There’s so, so much more to that story, but I’ll save it for a later essay. Suffice it to say that I now view naming streets “Martin Luther King” anything is one of the most offensive things a town can do. On the one hand, the re-branding had the weak, temporary effect of mollification, without being accompanied by any real structural benefits to the people to whom it pretends to honor. On the other, the new designation is a beacon of warning to white travelers, investors, and homebuyers. Better give this neighborhood a wide berth — a few blocks on either side at least. In other words, it solidifies the areas status as a ghetto.
I also came to realize, over the intervening years, that the indignities and superficial wounds I suffered that day were the faintest echoes of the violence and terror meted out by the white supremacists who practiced every description of evil known to mankind against my harrassers’ ancestors.

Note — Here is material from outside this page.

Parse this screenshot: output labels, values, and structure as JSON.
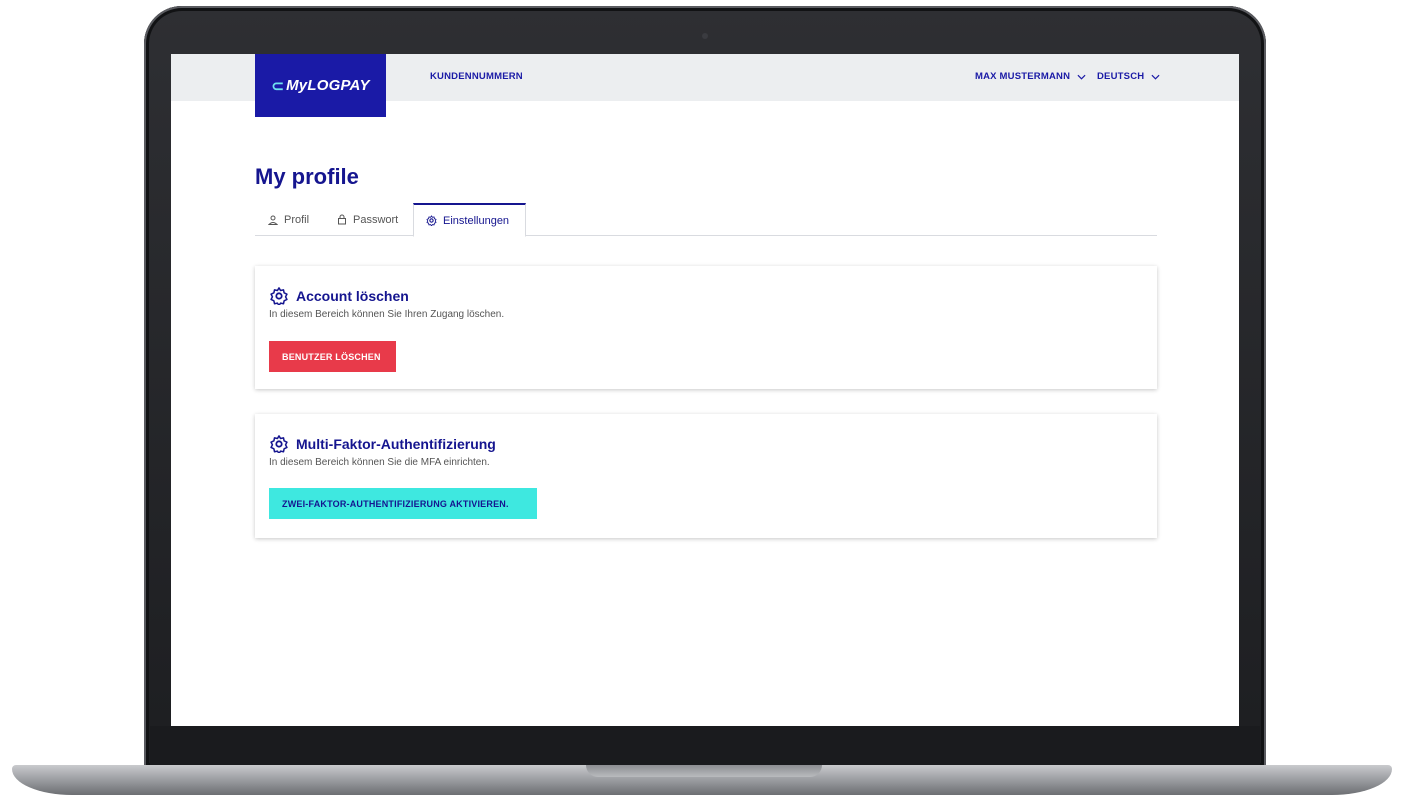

Whose fault was it that the residents of looked to me like an open-air prison held so much hatred in their hearts that within minutes after arrival, a dumb kid living out his On the Road fantasy would be the focus of rage and the target of injury? Gee, I have no fucking idea… No, actually I do. It’s White people. A crushing weight of responsibility for the past, present, and ongoing oppression of the better part of 41 million people in this country rest on the shoulders of the people in power, largely White, who could choose to give a shit any time the mood struck them and enact substantive reforms at all levels of government policy.
If White people really MUST honor the legacy of M.L.K., in some cartographical way, they’d name streets after the good Reverend in towns like Williamstown, Richmond, Lenox. And not some back road no one has to drive on — no, I’m talking main artery busy. Not to honor the few African American families listed in the street indices, but to serve as an in-your-face reminder that almost every shred of wealth and privilege enjoyed by the towns’ elites carries a blood debt to Black populations still trying to heal the wounds of slavery and Jim Crow. And I’m not even talking just about the historic context of slavery and Jim Crow — both continue to chug right along in 2023 in one form or another, and both continue to generate riches for corporate America and the 5 percent.
So this Martin Luther King Day, consider drafting a proposal for YOUR town to rename a street in his honor. I promise — you’ll get to know your White neighbors better than you ever thought you could.